Re: [RFC PATCH 00/16] 1GB THP support on x86_64

From: Matthew Wilcox
Date: Tue Sep 08 2020 - 16:01:29 EST

On Tue, Sep 08, 2020 at 10:05:11AM -0400, Zi Yan wrote:
> On 8 Sep 2020, at 7:57, David Hildenbrand wrote:
> > I have concerns if we would silently use 1~GB THPs in most scenarios
> > where be would have used 2~MB THP. I'd appreciate a trigger to
> > explicitly enable that - MADV_HUGEPAGE is not sufficient because some
> > applications relying on that assume that the THP size will be 2~MB
> > (especially, if you want sparse, large VMAs).
> This patchset is not intended to silently use 1GB THP in place of 2MB THP.
> First of all, there is a knob /sys/kernel/mm/transparent_hugepage/enable_1GB
> to enable 1GB THP explicitly.
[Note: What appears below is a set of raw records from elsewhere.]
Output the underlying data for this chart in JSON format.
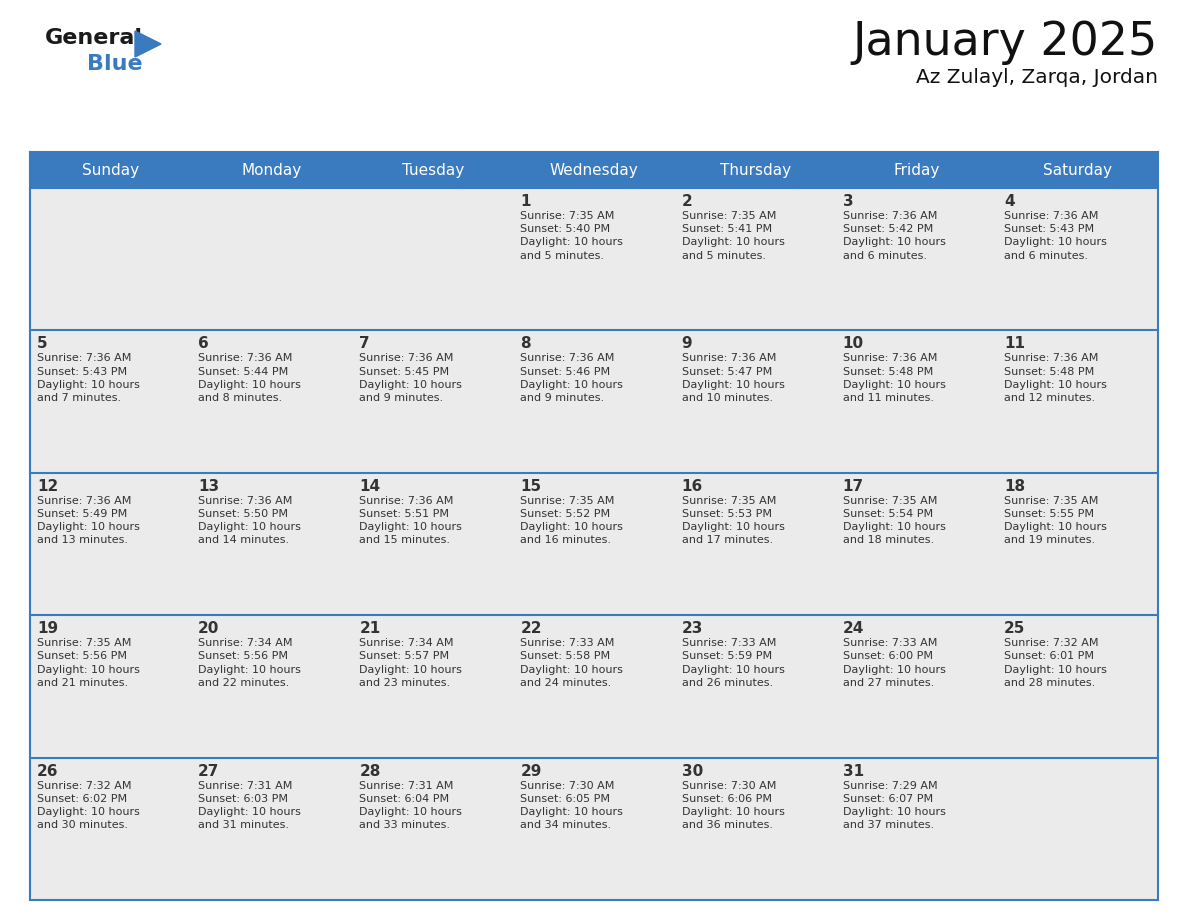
{
  "title": "January 2025",
  "subtitle": "Az Zulayl, Zarqa, Jordan",
  "days_of_week": [
    "Sunday",
    "Monday",
    "Tuesday",
    "Wednesday",
    "Thursday",
    "Friday",
    "Saturday"
  ],
  "header_bg": "#3a7abf",
  "header_text": "#ffffff",
  "cell_bg_gray": "#ebebeb",
  "cell_bg_white": "#ffffff",
  "divider_color": "#3a7abf",
  "text_color": "#333333",
  "logo_general_color": "#1a1a1a",
  "logo_blue_color": "#3a7abf",
  "calendar_data": [
    {
      "day": 1,
      "col": 3,
      "row": 0,
      "sunrise": "7:35 AM",
      "sunset": "5:40 PM",
      "daylight_hours": 10,
      "daylight_minutes": 5
    },
    {
      "day": 2,
      "col": 4,
      "row": 0,
      "sunrise": "7:35 AM",
      "sunset": "5:41 PM",
      "daylight_hours": 10,
      "daylight_minutes": 5
    },
    {
      "day": 3,
      "col": 5,
      "row": 0,
      "sunrise": "7:36 AM",
      "sunset": "5:42 PM",
      "daylight_hours": 10,
      "daylight_minutes": 6
    },
    {
      "day": 4,
      "col": 6,
      "row": 0,
      "sunrise": "7:36 AM",
      "sunset": "5:43 PM",
      "daylight_hours": 10,
      "daylight_minutes": 6
    },
    {
      "day": 5,
      "col": 0,
      "row": 1,
      "sunrise": "7:36 AM",
      "sunset": "5:43 PM",
      "daylight_hours": 10,
      "daylight_minutes": 7
    },
    {
      "day": 6,
      "col": 1,
      "row": 1,
      "sunrise": "7:36 AM",
      "sunset": "5:44 PM",
      "daylight_hours": 10,
      "daylight_minutes": 8
    },
    {
      "day": 7,
      "col": 2,
      "row": 1,
      "sunrise": "7:36 AM",
      "sunset": "5:45 PM",
      "daylight_hours": 10,
      "daylight_minutes": 9
    },
    {
      "day": 8,
      "col": 3,
      "row": 1,
      "sunrise": "7:36 AM",
      "sunset": "5:46 PM",
      "daylight_hours": 10,
      "daylight_minutes": 9
    },
    {
      "day": 9,
      "col": 4,
      "row": 1,
      "sunrise": "7:36 AM",
      "sunset": "5:47 PM",
      "daylight_hours": 10,
      "daylight_minutes": 10
    },
    {
      "day": 10,
      "col": 5,
      "row": 1,
      "sunrise": "7:36 AM",
      "sunset": "5:48 PM",
      "daylight_hours": 10,
      "daylight_minutes": 11
    },
    {
      "day": 11,
      "col": 6,
      "row": 1,
      "sunrise": "7:36 AM",
      "sunset": "5:48 PM",
      "daylight_hours": 10,
      "daylight_minutes": 12
    },
    {
      "day": 12,
      "col": 0,
      "row": 2,
      "sunrise": "7:36 AM",
      "sunset": "5:49 PM",
      "daylight_hours": 10,
      "daylight_minutes": 13
    },
    {
      "day": 13,
      "col": 1,
      "row": 2,
      "sunrise": "7:36 AM",
      "sunset": "5:50 PM",
      "daylight_hours": 10,
      "daylight_minutes": 14
    },
    {
      "day": 14,
      "col": 2,
      "row": 2,
      "sunrise": "7:36 AM",
      "sunset": "5:51 PM",
      "daylight_hours": 10,
      "daylight_minutes": 15
    },
    {
      "day": 15,
      "col": 3,
      "row": 2,
      "sunrise": "7:35 AM",
      "sunset": "5:52 PM",
      "daylight_hours": 10,
      "daylight_minutes": 16
    },
    {
      "day": 16,
      "col": 4,
      "row": 2,
      "sunrise": "7:35 AM",
      "sunset": "5:53 PM",
      "daylight_hours": 10,
      "daylight_minutes": 17
    },
    {
      "day": 17,
      "col": 5,
      "row": 2,
      "sunrise": "7:35 AM",
      "sunset": "5:54 PM",
      "daylight_hours": 10,
      "daylight_minutes": 18
    },
    {
      "day": 18,
      "col": 6,
      "row": 2,
      "sunrise": "7:35 AM",
      "sunset": "5:55 PM",
      "daylight_hours": 10,
      "daylight_minutes": 19
    },
    {
      "day": 19,
      "col": 0,
      "row": 3,
      "sunrise": "7:35 AM",
      "sunset": "5:56 PM",
      "daylight_hours": 10,
      "daylight_minutes": 21
    },
    {
      "day": 20,
      "col": 1,
      "row": 3,
      "sunrise": "7:34 AM",
      "sunset": "5:56 PM",
      "daylight_hours": 10,
      "daylight_minutes": 22
    },
    {
      "day": 21,
      "col": 2,
      "row": 3,
      "sunrise": "7:34 AM",
      "sunset": "5:57 PM",
      "daylight_hours": 10,
      "daylight_minutes": 23
    },
    {
      "day": 22,
      "col": 3,
      "row": 3,
      "sunrise": "7:33 AM",
      "sunset": "5:58 PM",
      "daylight_hours": 10,
      "daylight_minutes": 24
    },
    {
      "day": 23,
      "col": 4,
      "row": 3,
      "sunrise": "7:33 AM",
      "sunset": "5:59 PM",
      "daylight_hours": 10,
      "daylight_minutes": 26
    },
    {
      "day": 24,
      "col": 5,
      "row": 3,
      "sunrise": "7:33 AM",
      "sunset": "6:00 PM",
      "daylight_hours": 10,
      "daylight_minutes": 27
    },
    {
      "day": 25,
      "col": 6,
      "row": 3,
      "sunrise": "7:32 AM",
      "sunset": "6:01 PM",
      "daylight_hours": 10,
      "daylight_minutes": 28
    },
    {
      "day": 26,
      "col": 0,
      "row": 4,
      "sunrise": "7:32 AM",
      "sunset": "6:02 PM",
      "daylight_hours": 10,
      "daylight_minutes": 30
    },
    {
      "day": 27,
      "col": 1,
      "row": 4,
      "sunrise": "7:31 AM",
      "sunset": "6:03 PM",
      "daylight_hours": 10,
      "daylight_minutes": 31
    },
    {
      "day": 28,
      "col": 2,
      "row": 4,
      "sunrise": "7:31 AM",
      "sunset": "6:04 PM",
      "daylight_hours": 10,
      "daylight_minutes": 33
    },
    {
      "day": 29,
      "col": 3,
      "row": 4,
      "sunrise": "7:30 AM",
      "sunset": "6:05 PM",
      "daylight_hours": 10,
      "daylight_minutes": 34
    },
    {
      "day": 30,
      "col": 4,
      "row": 4,
      "sunrise": "7:30 AM",
      "sunset": "6:06 PM",
      "daylight_hours": 10,
      "daylight_minutes": 36
    },
    {
      "day": 31,
      "col": 5,
      "row": 4,
      "sunrise": "7:29 AM",
      "sunset": "6:07 PM",
      "daylight_hours": 10,
      "daylight_minutes": 37
    }
  ]
}
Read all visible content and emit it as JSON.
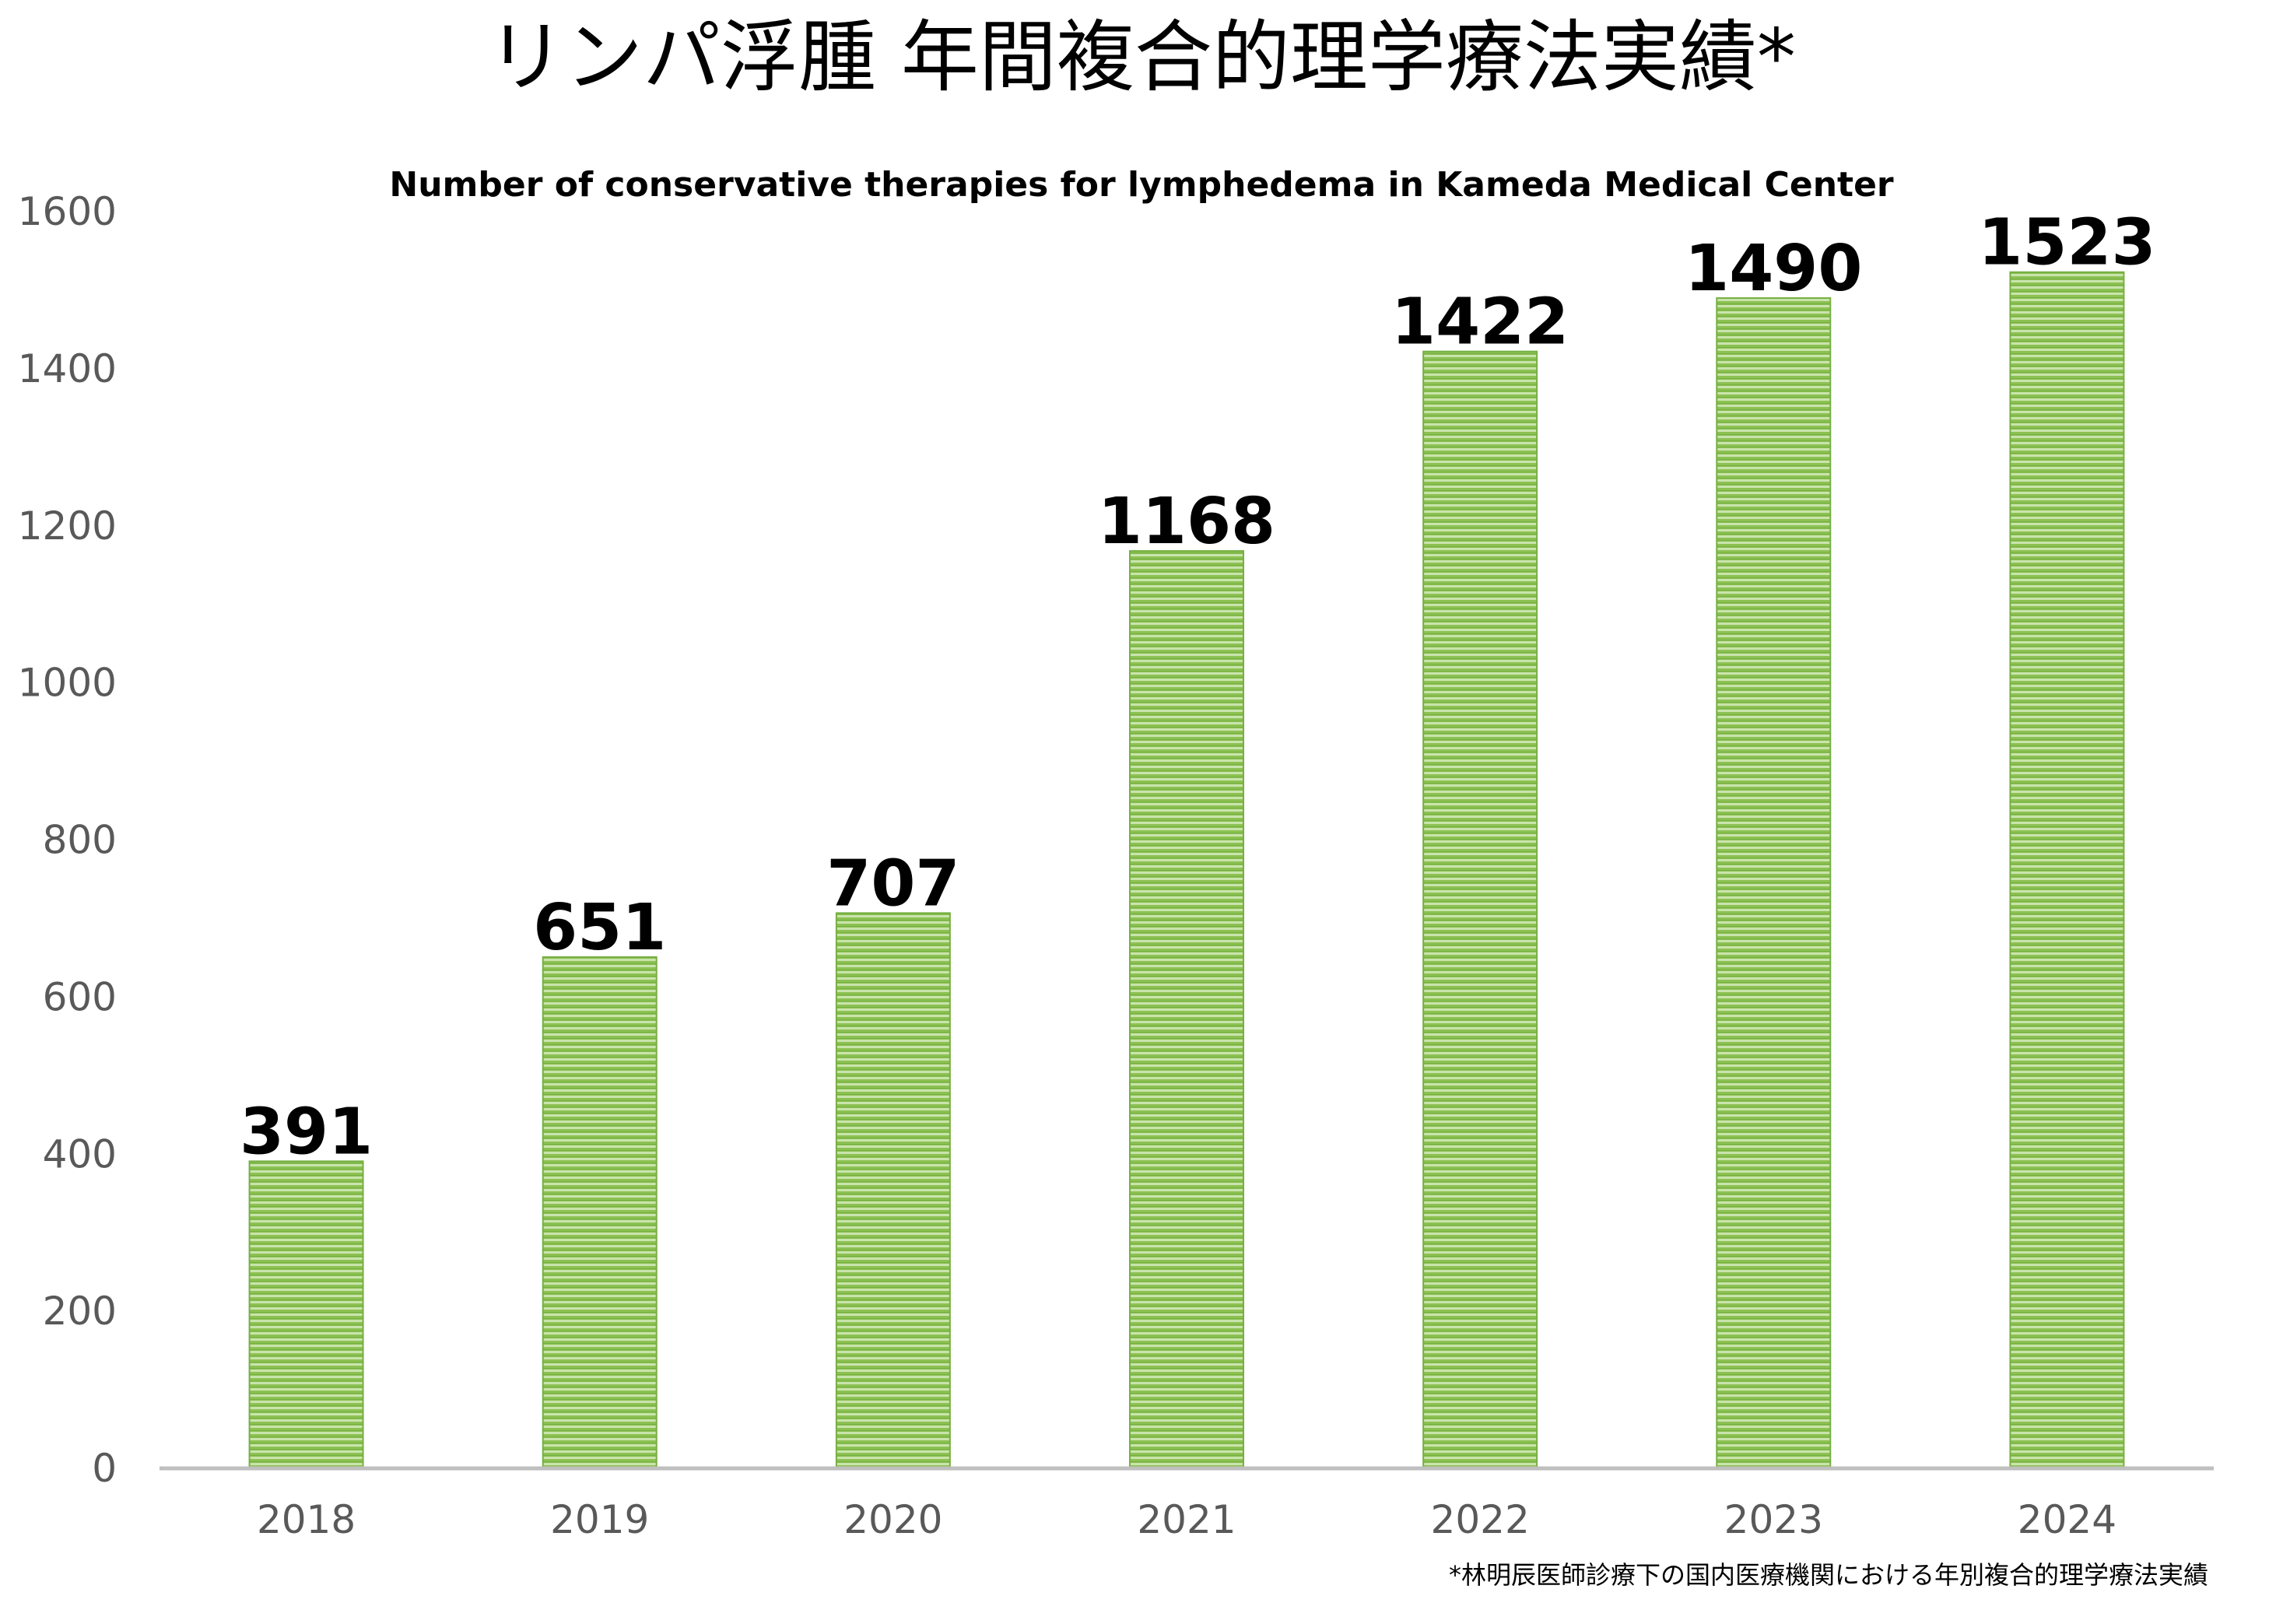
{
  "chart_data": {
    "type": "bar",
    "title": "リンパ浮腫 年間複合的理学療法実績*",
    "subtitle": "Number of conservative therapies for lymphedema in Kameda Medical Center",
    "footnote": "*林明辰医師診療下の国内医療機関における年別複合的理学療法実績",
    "categories": [
      "2018",
      "2019",
      "2020",
      "2021",
      "2022",
      "2023",
      "2024"
    ],
    "series": [
      {
        "values": [
          391,
          651,
          707,
          1168,
          1422,
          1490,
          1523
        ],
        "data_labels": [
          "391",
          "651",
          "707",
          "1168",
          "1422",
          "1490",
          "1523"
        ]
      }
    ],
    "xlabel": "",
    "ylabel": "",
    "ylim": [
      0,
      1600
    ],
    "yticks": [
      "0",
      "200",
      "400",
      "600",
      "800",
      "1000",
      "1200",
      "1400",
      "1600"
    ],
    "grid": false,
    "legend": "none",
    "colors": {
      "bar_fill": "#8cc152",
      "bar_stripe_light": "#c9e4ac",
      "bar_stripe_dark": "#76b043",
      "axis_line": "#bfbfbf",
      "tick_label": "#595959",
      "data_label": "#000000",
      "title": "#000000"
    }
  }
}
Also, 1GB THP is allocated from a reserved CMA
> region (although I had alloc_contig_pages as a fallback, which can be removed
> in next version), so users need to add hugepage_cma=nG kernel parameter to
> enable 1GB THP allocation. If a finer control is necessary, we can add
> a new MADV_HUGEPAGE_1GB for 1GB THP.

I think we do need that flag. Machines don't run a single workload
(arguably with VMs, we're getting closer to going back to the single
workload per machine, but that's a different matter). So if there's
one app that wants 2MB pages and one that wants 1GB pages, we need to
be able to distinguish them.

I could also see there being an app which benefits from 1GB for
one mapping and prefers 2GB for a different mapping, so I think the
per-mapping madvise flag is best.

I'm a little wary of encoding the size of an x86 PUD in the Linux API
though. Probably best to follow the example set in
include/uapi/asm-generic/hugetlb_encode.h, but I don't love it. I
don't have a better suggestion though.